Tokyo: Donald Trump on Monday became the first foreign leader to meet Japan's newly-enthroned Emperor, Naruhito - an honour Prime Minister Shinzo Abe hopes will help charm the US president when it comes to thorny trade talks.
After Trump and Naruhito greeted each other in the Tokyo palace, they stood outside on a red carpet for the two countries' national anthems, the flags of the close allies fluttering in the breeze under clear skies.
While a military band played, Trump, in a dark suit and red tie, reviewed the Japanese honour guard and greeted dozens of Japanese and visiting US officials, including top White House trade negotiator Robert Lighthizer and hawkish national security advisor John Bolton.
Naruhito, wearing a light blue tie, and his wife, Empress Masako, who was in a white hat and jacket, accompanied Trump and his wife, Melania, who wore a summery white dress and tall red high heels.
Walking together through the palace, notable for its elegant, restrained decor, the two couples then sat down for a further chat where official translators found themselves with little to do - Naruhito having gone to Oxford and Masako graduating from Harvard.
About 50 minutes later, Trump and the First Lady returned to the "Beast" limousine and the US president departed for his next meeting: a summit and lunch with his avowed friend Abe.
In the evening, Trump and Melania will be back at the palace for a banquet.
That will mark the lavish high point in a Japan visit laden with feel-good moments aimed at celebrating US-Japanese ties at a time of growing regional uncertainty due to US trade policies, a rising China and nuclear-armed North Korea.
Dining with Abe and their wives at a typical Tokyo grill restaurant on Sunday, Trump said he was having "a great time" and looking forward to meeting Naruhito, who took the Chrysanthemum Throne only three weeks ago, after his father stepped down in the first abdication in two centuries.
Trump called the occasion "a great honour".
Earlier, the two leaders had played golf, stopping for a grinning selfie. Trump also took a star turn at a prestigious sumo tournament when he presented a gigantic trophy, brought from the United States, to the champion.
Abe is hoping these good vibes will spread into serious talks on US-Japanese trade and military ties.
And he may be getting results.
Within an hour of touching down in Tokyo on Saturday, Trump railed against what he sees as a trade imbalance between the world's top and third-largest economies and vowed to make the relationship "a little bit more fair".
On Sunday, however, Trump already struck a softer note, saying that "much" of that deal would wait until Abe faces upper house elections likely in July - as rumours swirl that the popular prime minister will combine that vote with a snap general election.

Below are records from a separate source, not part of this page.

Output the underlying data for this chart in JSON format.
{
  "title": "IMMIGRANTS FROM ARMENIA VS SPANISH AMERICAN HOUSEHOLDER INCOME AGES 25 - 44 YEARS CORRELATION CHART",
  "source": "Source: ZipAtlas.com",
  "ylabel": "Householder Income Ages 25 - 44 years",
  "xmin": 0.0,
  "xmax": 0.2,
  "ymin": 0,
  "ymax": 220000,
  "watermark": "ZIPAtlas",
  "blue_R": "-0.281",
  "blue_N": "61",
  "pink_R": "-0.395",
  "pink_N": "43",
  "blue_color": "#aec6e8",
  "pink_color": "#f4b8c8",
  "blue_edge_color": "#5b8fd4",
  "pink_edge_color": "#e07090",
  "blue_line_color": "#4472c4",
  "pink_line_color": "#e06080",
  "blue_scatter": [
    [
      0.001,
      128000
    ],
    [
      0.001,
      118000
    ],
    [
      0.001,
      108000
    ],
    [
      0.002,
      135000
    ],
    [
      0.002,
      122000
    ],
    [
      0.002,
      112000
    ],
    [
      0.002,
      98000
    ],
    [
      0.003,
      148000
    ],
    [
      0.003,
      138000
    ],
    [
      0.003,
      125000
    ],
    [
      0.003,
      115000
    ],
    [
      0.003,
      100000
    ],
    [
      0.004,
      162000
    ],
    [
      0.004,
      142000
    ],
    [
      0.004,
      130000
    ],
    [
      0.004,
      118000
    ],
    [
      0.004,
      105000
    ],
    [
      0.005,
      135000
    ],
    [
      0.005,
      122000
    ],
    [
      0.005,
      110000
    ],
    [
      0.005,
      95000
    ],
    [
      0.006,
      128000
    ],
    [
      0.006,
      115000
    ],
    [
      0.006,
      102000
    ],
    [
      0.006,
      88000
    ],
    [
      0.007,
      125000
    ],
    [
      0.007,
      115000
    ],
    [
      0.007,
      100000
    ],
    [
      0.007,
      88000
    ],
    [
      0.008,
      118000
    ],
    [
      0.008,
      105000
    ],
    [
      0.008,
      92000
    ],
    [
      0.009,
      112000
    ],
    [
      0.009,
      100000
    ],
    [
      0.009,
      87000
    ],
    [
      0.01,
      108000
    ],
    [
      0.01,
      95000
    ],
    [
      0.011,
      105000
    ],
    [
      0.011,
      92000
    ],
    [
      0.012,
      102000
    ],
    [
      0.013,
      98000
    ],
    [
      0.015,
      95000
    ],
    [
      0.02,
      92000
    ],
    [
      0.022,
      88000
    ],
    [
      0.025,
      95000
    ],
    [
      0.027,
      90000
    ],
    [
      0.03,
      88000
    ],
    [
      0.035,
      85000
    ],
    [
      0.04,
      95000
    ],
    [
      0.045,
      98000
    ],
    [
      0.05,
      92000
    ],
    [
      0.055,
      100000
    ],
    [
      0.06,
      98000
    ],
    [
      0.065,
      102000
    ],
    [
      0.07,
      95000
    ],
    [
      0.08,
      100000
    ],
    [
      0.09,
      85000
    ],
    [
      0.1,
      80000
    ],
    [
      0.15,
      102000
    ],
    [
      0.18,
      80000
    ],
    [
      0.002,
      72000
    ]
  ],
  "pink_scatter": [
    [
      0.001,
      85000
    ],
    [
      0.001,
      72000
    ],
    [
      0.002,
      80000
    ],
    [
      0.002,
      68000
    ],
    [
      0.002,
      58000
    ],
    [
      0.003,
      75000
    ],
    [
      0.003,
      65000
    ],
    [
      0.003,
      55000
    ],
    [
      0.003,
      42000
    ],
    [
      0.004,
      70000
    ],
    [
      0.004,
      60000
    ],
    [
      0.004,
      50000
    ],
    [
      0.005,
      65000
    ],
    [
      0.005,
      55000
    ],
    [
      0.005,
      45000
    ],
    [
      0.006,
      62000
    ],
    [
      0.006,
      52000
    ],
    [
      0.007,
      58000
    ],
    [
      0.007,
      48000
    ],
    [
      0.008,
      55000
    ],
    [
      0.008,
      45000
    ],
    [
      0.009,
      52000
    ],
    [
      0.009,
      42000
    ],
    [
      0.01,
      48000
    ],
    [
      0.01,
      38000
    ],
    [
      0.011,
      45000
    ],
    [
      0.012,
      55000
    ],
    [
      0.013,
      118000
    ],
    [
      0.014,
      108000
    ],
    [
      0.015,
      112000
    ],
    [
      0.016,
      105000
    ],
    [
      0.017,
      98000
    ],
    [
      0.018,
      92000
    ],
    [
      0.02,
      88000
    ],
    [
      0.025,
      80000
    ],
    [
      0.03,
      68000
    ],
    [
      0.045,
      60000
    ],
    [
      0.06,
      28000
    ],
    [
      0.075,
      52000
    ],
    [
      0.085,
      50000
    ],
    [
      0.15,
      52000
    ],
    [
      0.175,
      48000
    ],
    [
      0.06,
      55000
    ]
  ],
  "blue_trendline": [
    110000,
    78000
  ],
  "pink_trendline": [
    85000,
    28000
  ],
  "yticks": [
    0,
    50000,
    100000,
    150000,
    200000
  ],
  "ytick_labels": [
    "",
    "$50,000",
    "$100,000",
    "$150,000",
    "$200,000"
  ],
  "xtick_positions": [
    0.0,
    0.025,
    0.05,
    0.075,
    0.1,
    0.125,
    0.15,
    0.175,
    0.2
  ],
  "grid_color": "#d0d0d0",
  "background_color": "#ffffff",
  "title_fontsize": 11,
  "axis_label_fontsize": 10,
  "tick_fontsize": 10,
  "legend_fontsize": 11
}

With his trade war against China getting bogged down, Trump won't want another dispute to rock the boat for his closest Asian ally.
Top Japanese and American trade negotiators spent more than two hours locked in talks on Saturday night but failed to achieve a breakthrough, although the Japanese side said there was more "understanding" between the two sides.
On North Korea, Trump appeared to undercut his own national security advisor, Bolton, by downplaying two recent short-range missile tests by the totalitarian country's all-powerful leader Kim Jong Un which raised tensions in the region.
"North Korea fired off some small weapons, which disturbed some of my people, and others, but not me," Trump tweeted.
"I have confidence that Chairman Kim will keep his promise to me."
Before Trump landed in Tokyo, Bolton had told reporters there was "no doubt" that the launches contravened UN Security Council resolutions, the first time a senior US administration official has said this.
The issue is bound to come up as the leaders meet families of people abducted by North Korea during the Cold War era to train Pyongyang's spies, an emotive issue in Japan that Abe has pressed Trump to raise in talks with Kim.
The nationalist Abe himself has frequently offered to meet Kim to solve the "abductee problem", as it is known in Japan.
On Tuesday, Trump is expected to address troops at a US base in Japan, highlighting the military alliance between the two.
His visit there will underline another big US priority - arms sales to Japan, which is considering revamping its air force with advanced US F-35 warplanes.
Japan to buy 105 F-35 US stealth warplanes: Trump
Japan plans to buy 105 US-made stealth warplanes, US President Donald Trump said on Monday, giving it the largest F35 fleet of any US ally, according to the American leader.
Trump, in Tokyo for a state visit, said Japan "has just announced its intent to purchase 105 brand new F35 stealth aircraft... This purchase would give Japan the largest F35 fleet of any US ally."